JMW Turner with Lamin Fofana: Dark Waters at Tate Liverpool

Maja Lorkowska, Exhibitions Editor
Joseph Mallord William Turner, Stormy Sea with Dolphins, c.1835-40, Tate. JMW Turner with Lamin Fofana: Dark Waters installation view. Photo: Tate (Sam Day)

JMW Turner with Lamin Fofana: Dark Waters at Tate Liverpool, Waterfront 27 September 2022 — 4 June 2023 Tickets from £5.00 — Book now

See Joseph Mallord William Turner’s work like never before in this very special exhibition at Tate Liverpool this autumn, where the artist’s paintings and sketched are paired with an immersive sound environment created by Lamin Fofana. In Dark Waters, both artists’ work reveals something new about the politics of the sea, while heightening the power of each other’s work by engaging multiple senses.

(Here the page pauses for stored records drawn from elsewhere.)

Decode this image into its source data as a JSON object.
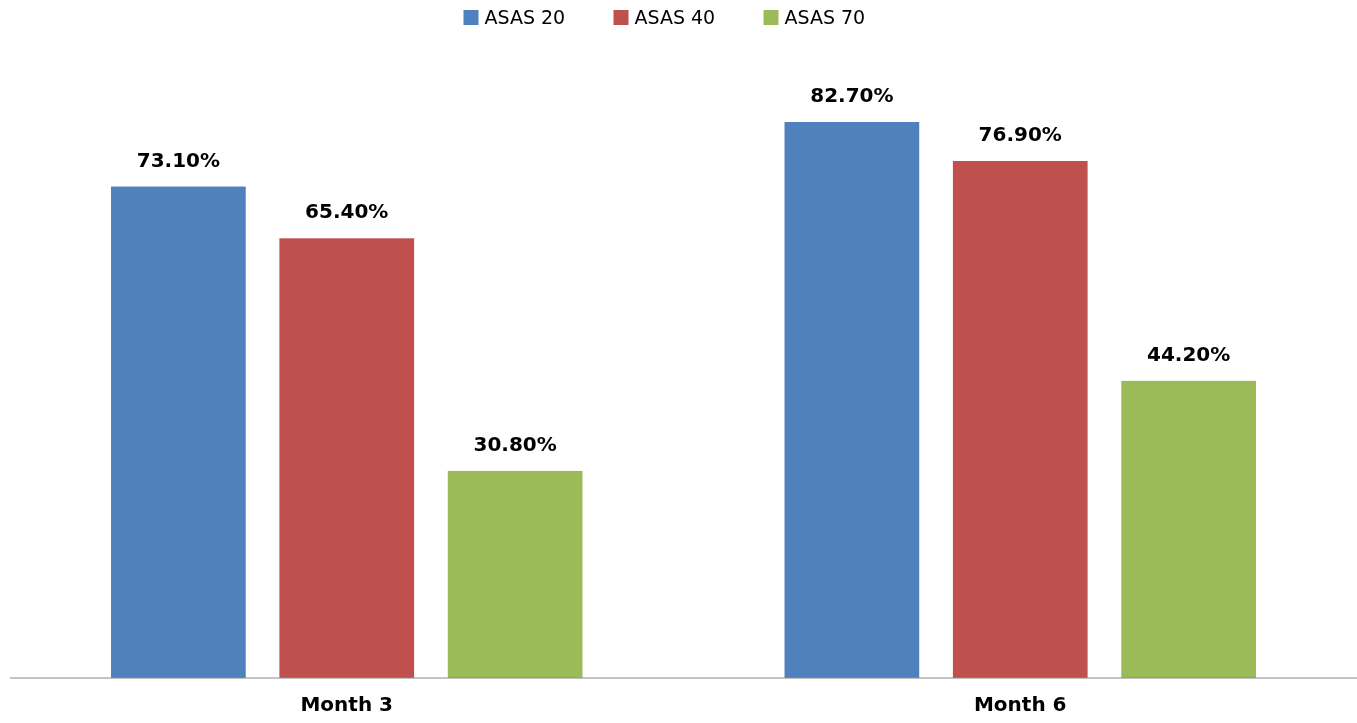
{
  "chart_data": {
    "type": "bar",
    "categories": [
      "Month 3",
      "Month 6"
    ],
    "series": [
      {
        "name": "ASAS 20",
        "color": "#4f81bd",
        "values": [
          73.1,
          82.7
        ],
        "value_labels": [
          "73.10%",
          "82.70%"
        ]
      },
      {
        "name": "ASAS 40",
        "color": "#c0504d",
        "values": [
          65.4,
          76.9
        ],
        "value_labels": [
          "65.40%",
          "76.90%"
        ]
      },
      {
        "name": "ASAS 70",
        "color": "#9bbb59",
        "values": [
          30.8,
          44.2
        ],
        "value_labels": [
          "30.80%",
          "44.20%"
        ]
      }
    ],
    "legend": "top"
  }
}
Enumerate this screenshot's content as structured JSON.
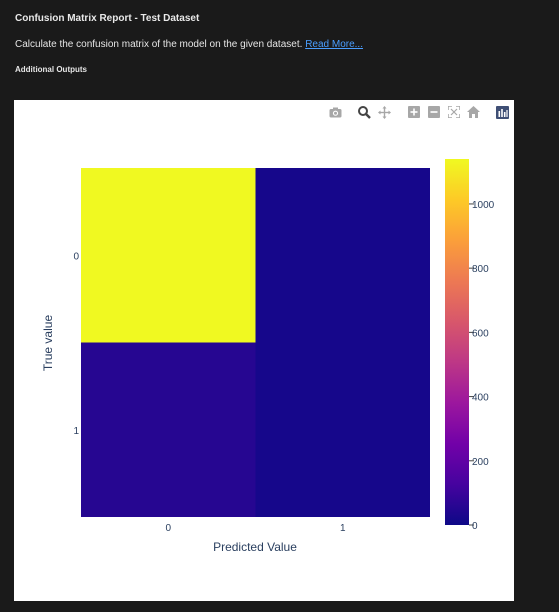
{
  "header": {
    "title": "Confusion Matrix Report - Test Dataset",
    "description": "Calculate the confusion matrix of the model on the given dataset.",
    "read_more": "Read More...",
    "additional_outputs": "Additional Outputs"
  },
  "modebar": {
    "buttons": [
      {
        "name": "camera-icon",
        "label": "Download plot as a png"
      },
      {
        "name": "zoom-icon",
        "label": "Zoom"
      },
      {
        "name": "pan-icon",
        "label": "Pan"
      },
      {
        "name": "zoom-in-icon",
        "label": "Zoom in"
      },
      {
        "name": "zoom-out-icon",
        "label": "Zoom out"
      },
      {
        "name": "autoscale-icon",
        "label": "Autoscale"
      },
      {
        "name": "home-icon",
        "label": "Reset axes"
      },
      {
        "name": "plotly-logo-icon",
        "label": "Produced with Plotly"
      }
    ]
  },
  "chart_data": {
    "type": "heatmap",
    "title": "",
    "xlabel": "Predicted Value",
    "ylabel": "True value",
    "x_categories": [
      "0",
      "1"
    ],
    "y_categories": [
      "0",
      "1"
    ],
    "z": [
      [
        1140,
        20
      ],
      [
        55,
        20
      ]
    ],
    "colorscale": "plasma",
    "zlim": [
      0,
      1140
    ],
    "colorbar_ticks": [
      0,
      200,
      400,
      600,
      800,
      1000
    ]
  }
}
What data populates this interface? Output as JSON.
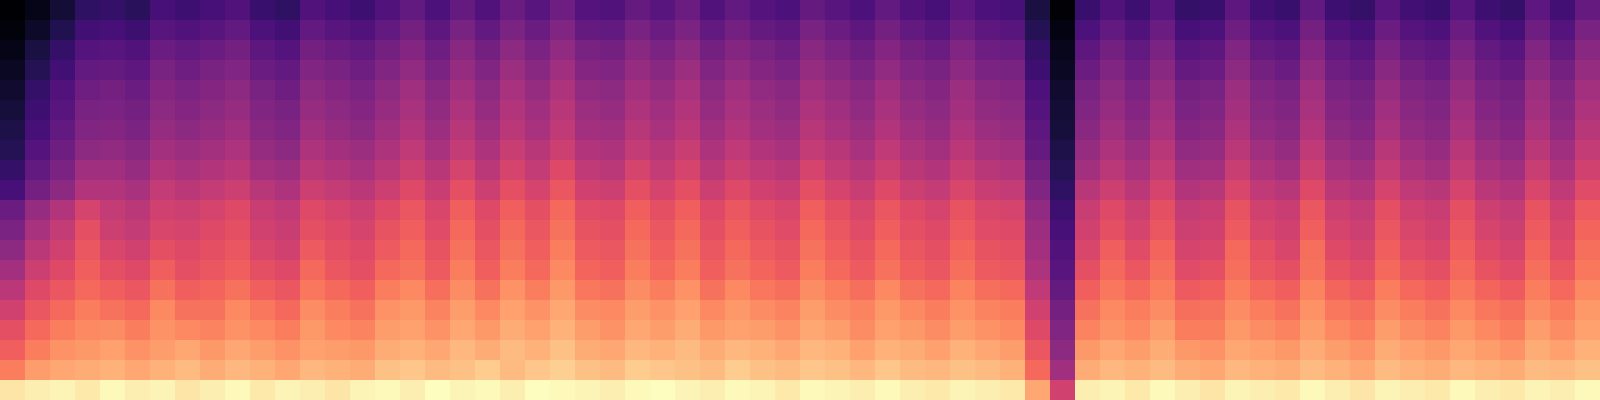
{
  "chart_data": {
    "type": "heatmap",
    "color": "magma",
    "tick_labels": false,
    "z": [
      [
        90,
        92,
        93,
        91,
        94,
        92,
        93,
        90,
        92,
        94,
        91,
        93,
        92,
        90,
        93,
        94,
        92,
        95,
        93,
        94,
        92,
        95,
        94,
        93,
        92,
        94,
        95,
        93,
        92,
        94,
        93,
        91,
        94,
        93,
        92,
        94,
        92,
        91,
        93,
        92,
        91,
        78,
        55,
        92,
        93,
        91,
        94,
        92,
        90,
        93,
        92,
        91,
        94,
        92,
        90,
        93,
        92,
        91,
        94,
        92,
        91,
        93,
        92,
        94
      ],
      [
        70,
        76,
        78,
        79,
        80,
        78,
        80,
        82,
        79,
        81,
        80,
        78,
        81,
        80,
        79,
        83,
        84,
        82,
        83,
        85,
        82,
        84,
        86,
        83,
        82,
        85,
        84,
        83,
        82,
        85,
        83,
        82,
        84,
        83,
        81,
        84,
        82,
        81,
        83,
        82,
        80,
        66,
        44,
        79,
        81,
        80,
        82,
        79,
        78,
        81,
        80,
        79,
        82,
        80,
        78,
        82,
        80,
        79,
        81,
        80,
        79,
        82,
        81,
        83
      ],
      [
        64,
        70,
        74,
        75,
        77,
        74,
        76,
        78,
        75,
        78,
        76,
        74,
        77,
        76,
        75,
        79,
        80,
        78,
        81,
        79,
        82,
        80,
        83,
        79,
        78,
        81,
        80,
        82,
        79,
        81,
        80,
        78,
        81,
        80,
        77,
        80,
        79,
        77,
        80,
        78,
        76,
        62,
        40,
        75,
        78,
        76,
        79,
        75,
        74,
        78,
        77,
        75,
        79,
        76,
        74,
        79,
        77,
        75,
        78,
        76,
        74,
        79,
        77,
        80
      ],
      [
        60,
        66,
        70,
        72,
        73,
        70,
        74,
        72,
        71,
        74,
        72,
        70,
        75,
        72,
        71,
        76,
        77,
        74,
        78,
        75,
        79,
        77,
        80,
        76,
        74,
        78,
        76,
        79,
        75,
        77,
        76,
        74,
        78,
        76,
        73,
        77,
        75,
        73,
        76,
        74,
        72,
        58,
        37,
        71,
        74,
        72,
        76,
        70,
        70,
        75,
        73,
        71,
        76,
        72,
        70,
        76,
        73,
        71,
        75,
        72,
        70,
        76,
        73,
        77
      ],
      [
        55,
        62,
        66,
        70,
        68,
        66,
        72,
        68,
        68,
        72,
        69,
        66,
        73,
        70,
        68,
        74,
        75,
        71,
        76,
        72,
        77,
        74,
        78,
        73,
        72,
        76,
        74,
        77,
        72,
        75,
        73,
        71,
        76,
        73,
        71,
        75,
        72,
        70,
        74,
        71,
        70,
        55,
        34,
        68,
        72,
        70,
        73,
        67,
        68,
        73,
        70,
        68,
        74,
        69,
        67,
        73,
        70,
        68,
        72,
        69,
        67,
        73,
        70,
        75
      ],
      [
        50,
        58,
        62,
        66,
        64,
        62,
        68,
        64,
        65,
        68,
        64,
        62,
        69,
        66,
        64,
        70,
        72,
        67,
        73,
        68,
        74,
        70,
        75,
        69,
        68,
        73,
        70,
        74,
        68,
        72,
        69,
        67,
        73,
        70,
        67,
        72,
        68,
        66,
        71,
        67,
        66,
        51,
        31,
        64,
        69,
        66,
        70,
        63,
        64,
        70,
        66,
        64,
        71,
        65,
        63,
        70,
        66,
        64,
        69,
        65,
        63,
        70,
        66,
        72
      ],
      [
        45,
        54,
        58,
        64,
        60,
        58,
        64,
        60,
        62,
        64,
        60,
        58,
        66,
        62,
        60,
        66,
        68,
        63,
        70,
        64,
        70,
        66,
        72,
        65,
        64,
        70,
        66,
        70,
        64,
        68,
        65,
        63,
        70,
        66,
        63,
        68,
        64,
        62,
        67,
        63,
        62,
        47,
        28,
        60,
        66,
        62,
        67,
        59,
        60,
        67,
        62,
        60,
        68,
        61,
        59,
        66,
        62,
        60,
        66,
        61,
        59,
        67,
        62,
        69
      ],
      [
        40,
        50,
        55,
        62,
        57,
        55,
        60,
        58,
        60,
        62,
        57,
        55,
        63,
        60,
        58,
        63,
        66,
        61,
        68,
        62,
        68,
        64,
        70,
        63,
        62,
        68,
        64,
        68,
        62,
        66,
        63,
        61,
        68,
        64,
        61,
        66,
        62,
        60,
        65,
        61,
        60,
        45,
        26,
        57,
        64,
        59,
        65,
        56,
        57,
        66,
        60,
        57,
        67,
        58,
        56,
        64,
        59,
        57,
        64,
        58,
        56,
        65,
        59,
        67
      ],
      [
        36,
        46,
        52,
        60,
        54,
        52,
        57,
        56,
        58,
        60,
        55,
        53,
        60,
        58,
        56,
        61,
        64,
        59,
        66,
        60,
        66,
        62,
        68,
        61,
        60,
        66,
        62,
        66,
        60,
        64,
        61,
        59,
        66,
        62,
        59,
        64,
        60,
        58,
        63,
        59,
        58,
        43,
        24,
        55,
        60,
        56,
        62,
        54,
        55,
        63,
        57,
        55,
        64,
        56,
        54,
        62,
        57,
        55,
        62,
        56,
        54,
        63,
        57,
        65
      ],
      [
        32,
        42,
        48,
        56,
        52,
        50,
        55,
        54,
        56,
        58,
        53,
        51,
        58,
        56,
        54,
        58,
        62,
        57,
        64,
        58,
        64,
        60,
        66,
        59,
        58,
        64,
        60,
        64,
        58,
        62,
        59,
        57,
        64,
        60,
        57,
        62,
        58,
        56,
        61,
        57,
        56,
        41,
        22,
        53,
        58,
        54,
        60,
        52,
        53,
        61,
        55,
        53,
        62,
        54,
        52,
        60,
        55,
        53,
        60,
        54,
        52,
        61,
        55,
        63
      ],
      [
        24,
        34,
        40,
        48,
        48,
        46,
        52,
        50,
        52,
        54,
        49,
        47,
        54,
        52,
        50,
        54,
        58,
        53,
        60,
        54,
        60,
        56,
        62,
        55,
        54,
        60,
        56,
        60,
        54,
        58,
        55,
        53,
        60,
        56,
        53,
        58,
        54,
        52,
        57,
        53,
        52,
        37,
        19,
        49,
        54,
        50,
        56,
        48,
        49,
        57,
        51,
        49,
        58,
        50,
        48,
        56,
        51,
        49,
        56,
        50,
        48,
        57,
        51,
        59
      ],
      [
        20,
        30,
        36,
        44,
        44,
        42,
        48,
        46,
        48,
        50,
        45,
        43,
        50,
        48,
        46,
        50,
        54,
        49,
        56,
        50,
        56,
        52,
        58,
        51,
        50,
        56,
        52,
        56,
        50,
        54,
        51,
        49,
        56,
        52,
        49,
        54,
        50,
        48,
        53,
        49,
        48,
        34,
        17,
        45,
        50,
        46,
        52,
        44,
        45,
        53,
        47,
        45,
        54,
        46,
        44,
        52,
        47,
        45,
        52,
        46,
        44,
        53,
        47,
        55
      ],
      [
        17,
        27,
        33,
        40,
        41,
        39,
        45,
        43,
        45,
        47,
        42,
        40,
        47,
        45,
        43,
        47,
        51,
        46,
        52,
        47,
        53,
        49,
        54,
        48,
        47,
        52,
        49,
        53,
        47,
        51,
        48,
        46,
        52,
        49,
        46,
        51,
        47,
        45,
        50,
        46,
        45,
        31,
        15,
        42,
        47,
        43,
        49,
        41,
        42,
        50,
        44,
        42,
        51,
        43,
        41,
        49,
        44,
        42,
        49,
        43,
        41,
        50,
        44,
        52
      ],
      [
        15,
        24,
        30,
        37,
        38,
        36,
        42,
        40,
        42,
        44,
        39,
        37,
        44,
        42,
        40,
        44,
        48,
        43,
        49,
        44,
        50,
        46,
        51,
        45,
        44,
        49,
        46,
        50,
        44,
        48,
        45,
        43,
        49,
        46,
        43,
        48,
        44,
        42,
        47,
        43,
        42,
        29,
        13,
        39,
        44,
        40,
        46,
        38,
        39,
        47,
        41,
        39,
        48,
        40,
        38,
        46,
        41,
        39,
        46,
        40,
        38,
        47,
        41,
        49
      ],
      [
        13,
        22,
        28,
        35,
        36,
        34,
        40,
        38,
        40,
        42,
        37,
        35,
        42,
        40,
        38,
        42,
        46,
        41,
        47,
        42,
        48,
        44,
        49,
        43,
        42,
        47,
        44,
        48,
        42,
        46,
        43,
        41,
        47,
        44,
        41,
        46,
        42,
        40,
        45,
        41,
        40,
        27,
        12,
        37,
        42,
        38,
        44,
        36,
        37,
        45,
        39,
        37,
        46,
        38,
        36,
        44,
        39,
        37,
        44,
        38,
        36,
        45,
        39,
        47
      ],
      [
        11,
        20,
        26,
        33,
        34,
        32,
        38,
        36,
        38,
        40,
        35,
        33,
        40,
        38,
        36,
        40,
        44,
        39,
        45,
        40,
        46,
        42,
        47,
        41,
        40,
        45,
        42,
        46,
        40,
        44,
        41,
        39,
        45,
        42,
        39,
        44,
        40,
        38,
        43,
        39,
        38,
        25,
        11,
        35,
        40,
        36,
        42,
        34,
        35,
        43,
        37,
        35,
        44,
        36,
        34,
        42,
        37,
        35,
        42,
        36,
        34,
        43,
        37,
        45
      ],
      [
        9,
        17,
        23,
        30,
        31,
        29,
        35,
        33,
        35,
        37,
        32,
        30,
        37,
        35,
        33,
        37,
        41,
        36,
        42,
        37,
        43,
        39,
        44,
        38,
        37,
        42,
        39,
        43,
        37,
        41,
        38,
        36,
        42,
        39,
        36,
        41,
        37,
        35,
        40,
        36,
        35,
        22,
        9,
        32,
        37,
        33,
        39,
        31,
        32,
        40,
        34,
        32,
        41,
        33,
        31,
        39,
        34,
        32,
        39,
        33,
        31,
        40,
        34,
        42
      ],
      [
        7,
        14,
        20,
        27,
        28,
        26,
        32,
        30,
        32,
        34,
        29,
        27,
        34,
        32,
        30,
        34,
        38,
        33,
        39,
        34,
        40,
        36,
        41,
        35,
        34,
        39,
        36,
        40,
        34,
        38,
        35,
        33,
        39,
        36,
        33,
        38,
        34,
        32,
        37,
        33,
        32,
        20,
        8,
        29,
        34,
        30,
        36,
        28,
        29,
        37,
        31,
        29,
        38,
        30,
        28,
        36,
        31,
        29,
        36,
        30,
        28,
        37,
        31,
        39
      ],
      [
        5,
        10,
        16,
        23,
        24,
        22,
        28,
        26,
        28,
        30,
        25,
        23,
        30,
        28,
        26,
        30,
        34,
        29,
        35,
        30,
        36,
        32,
        37,
        31,
        30,
        35,
        32,
        36,
        30,
        34,
        31,
        29,
        35,
        32,
        29,
        34,
        30,
        28,
        33,
        29,
        28,
        17,
        6,
        25,
        30,
        26,
        32,
        24,
        25,
        33,
        27,
        25,
        34,
        26,
        24,
        32,
        27,
        25,
        32,
        26,
        24,
        33,
        27,
        35
      ],
      [
        3,
        7,
        12,
        19,
        20,
        18,
        24,
        22,
        24,
        26,
        21,
        19,
        26,
        24,
        22,
        26,
        30,
        25,
        31,
        26,
        32,
        28,
        33,
        27,
        26,
        31,
        28,
        32,
        26,
        30,
        27,
        25,
        31,
        28,
        25,
        30,
        26,
        24,
        29,
        25,
        24,
        14,
        4,
        21,
        26,
        22,
        28,
        20,
        21,
        29,
        23,
        21,
        30,
        22,
        20,
        28,
        23,
        21,
        28,
        22,
        20,
        29,
        23,
        31
      ]
    ]
  }
}
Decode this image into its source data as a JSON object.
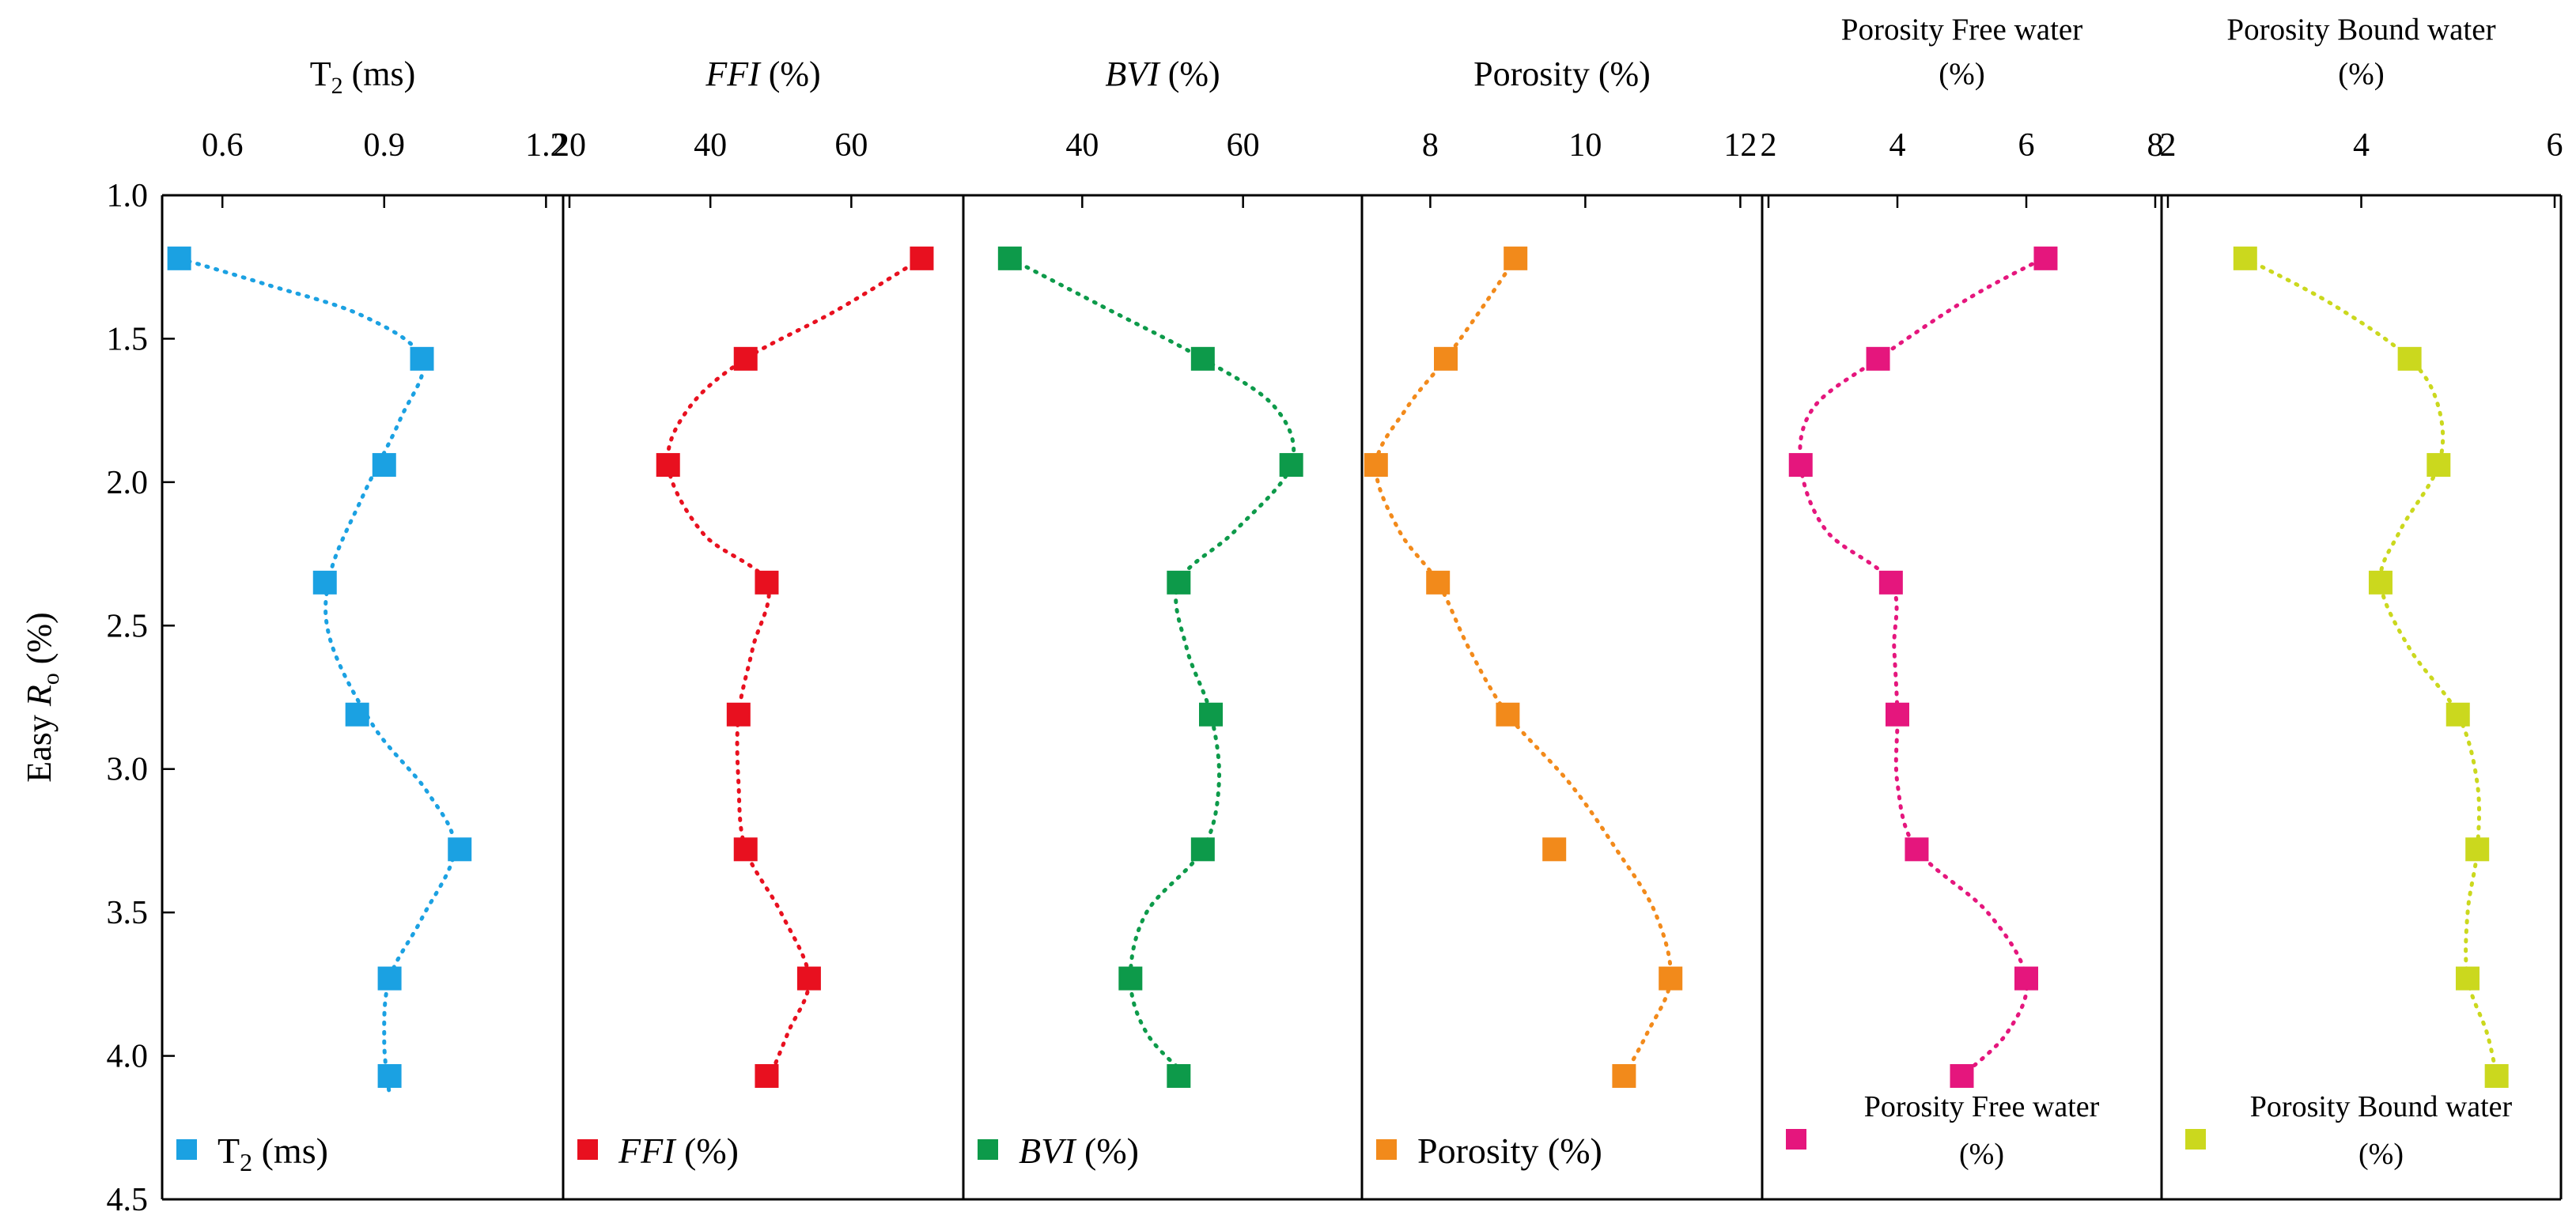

Turner is best known for his dramatic and experimental seascapes, with particular attention paid to the dynamism of the quickly changing subject matter, its colours and energy. His work is undeniably ahead of its time, and now Turner’s genius can be admired once more by new audiences, enhanced by sound.

Stormy Sea with Dolphins c.1835-40 N04664
Joseph Mallord William Turner, Stormy Sea with Dolphins, c.1835-40, Tate. Photo: Tate


Lamin Fofana is a Sierra Leonean artist and musician whose compositions inspire a range of reactions from a sense of unease, contemplation, and anticipation in their steady, slow rises and shifts. Fofana’s work is not only incredibly atmospheric, but each piece has a strong conceptual underpinning that inspires the tracks, often translating the writing of pioneering black authors into sound. His work will return to Liverpool once again, having recently taken part in the 2021 Liverpool Biennial with the piece Life and Death by Water, 2021.

Joseph Mallord William Turner, Snow Storm – Steam – Boat off a Harbour’s Mouth,  1842 & A Disaster at Sea, 1835 Tate. JMW Turner with Lamin Fofana: Dark Waters installation view. Photo: Tate (Sam Day)


The exhibition makes the most of Tate’s extensive collection, allowing viewers to encounter the works afresh, and enhancing each by combining the disciplines. It includes some of Turner’s most famous seascapes, such as Snow Storm – Steam-Boat off a Harbour’s Mouth, A Disaster at Sea (c.1835), and Sunrise with Sea Monsters (c.1845), all of which describe the perils of being at sea in Turner’s signature expressive style. In his work, Fofana often focuses on the Atlantic and the horrors of the slave trade, particularly the Zong massacre of 1781 when 132 Africans were thrown overboard, while Turner painted the British coast he knew (although some believe he also portrayed the same events in the painting The Slave Ship, 1840). Indeed, the two artists are closer in subject matter and political concerns than they perhaps may seem at first glance or listen.

Perfectly located in the Royal Albert Dock surrounded by maritime history, Dark Waters is a feast for the senses and a powerful conceptual pairing.